Men O' War is the third sound film starring Laurel and Hardy, released on June 29, 1929.

==Plot==

Men O' War (1929)

Stan and Ollie, two sailors enjoying a reprieve from duty, encounter two aesthetically pleasing women during a leisurely stroll in the park. Eager to socialize, the sailors extend an invitation for refreshments, only to realize their financial constraints - sufficient funds for only three beverages. A protracted exchange ensues as Ollie endeavors to convey this dilemma to Stan, who struggles to comprehend the necessity for sacrifice.

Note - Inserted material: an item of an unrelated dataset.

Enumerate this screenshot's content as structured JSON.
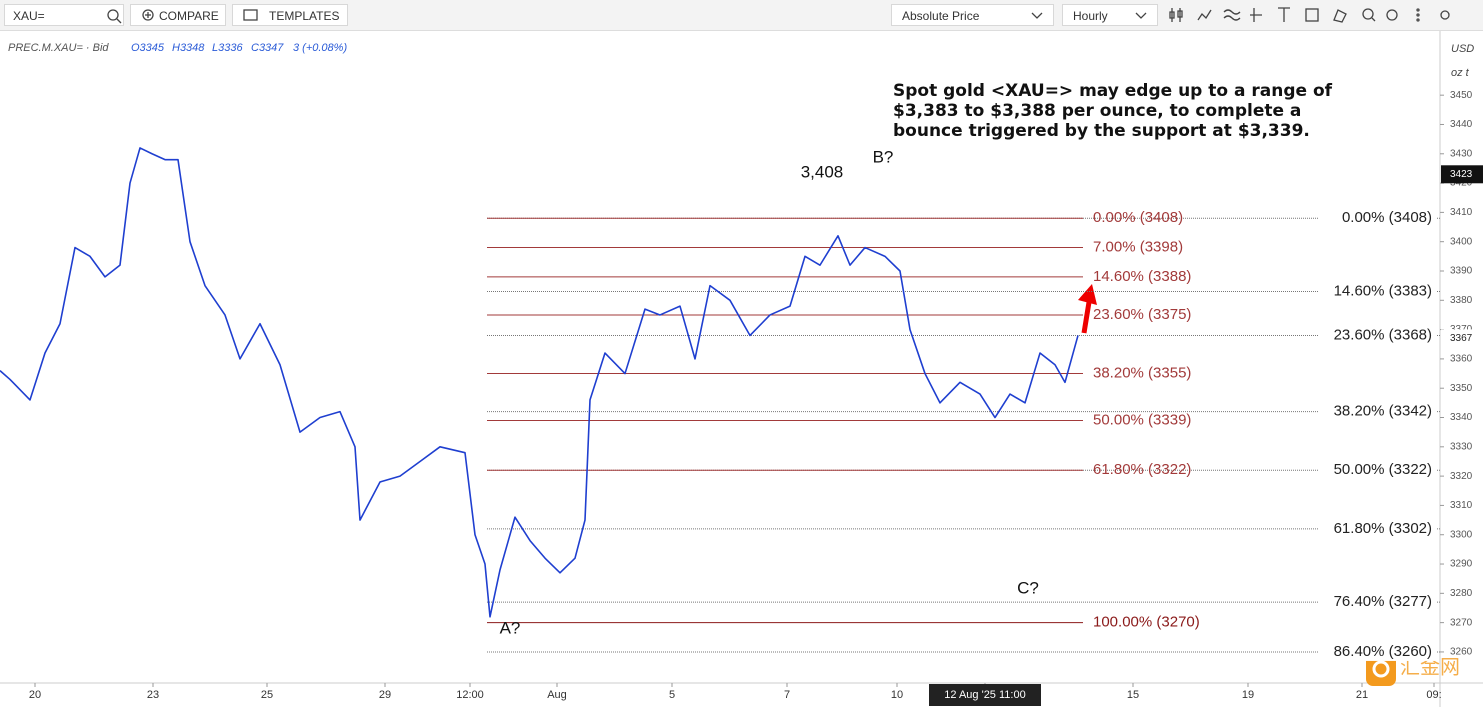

Upon finally procuring three sodas, their plans are thwarted when the price exceeds their initial estimation. Ollie retaliates against Stan's earlier indiscretion by leaving him to settle the bill. However, Stan's luck takes a fortuitous turn when he wins a jackpot on a slot machine using a solitary coin.

Flush with unexpected wealth, the sailors rent a rowboat for a tranquil excursion with the ladies. Their idyllic outing soon descends into chaos as they become embroiled in a tumultuous altercation with other boaters on the lake, resulting in capsized vessels and a mass exodus of drenched individuals seeking refuge in Stan and Ollie's overcrowded boat, ultimately leading to its submersion.

==Production notes==
Men O' War was written and filmed in May 1929. Most of the film was shot at Hollenbeck Park in Los Angeles, while the soda fountain scene was shot at the Hal Roach studio. The song "Runnin' Wild" was featured over the opening credits for this film as well as They Go Boom.

The difficulties of filming on location during the early sound era were present during the making of Men O' War. Offscreen laughing from passersby present in Hollenbeck Park during filming can be heard, and the sound quality itself suffers from echoing and background noise.

This was James Finlayson's first sound film, and the one in which his trademark exclamation of "D'oh!" appeared (acknowledged by Dan Castellaneta as the progenitor for Homer Simpson's similar expression of disbelief or outrage).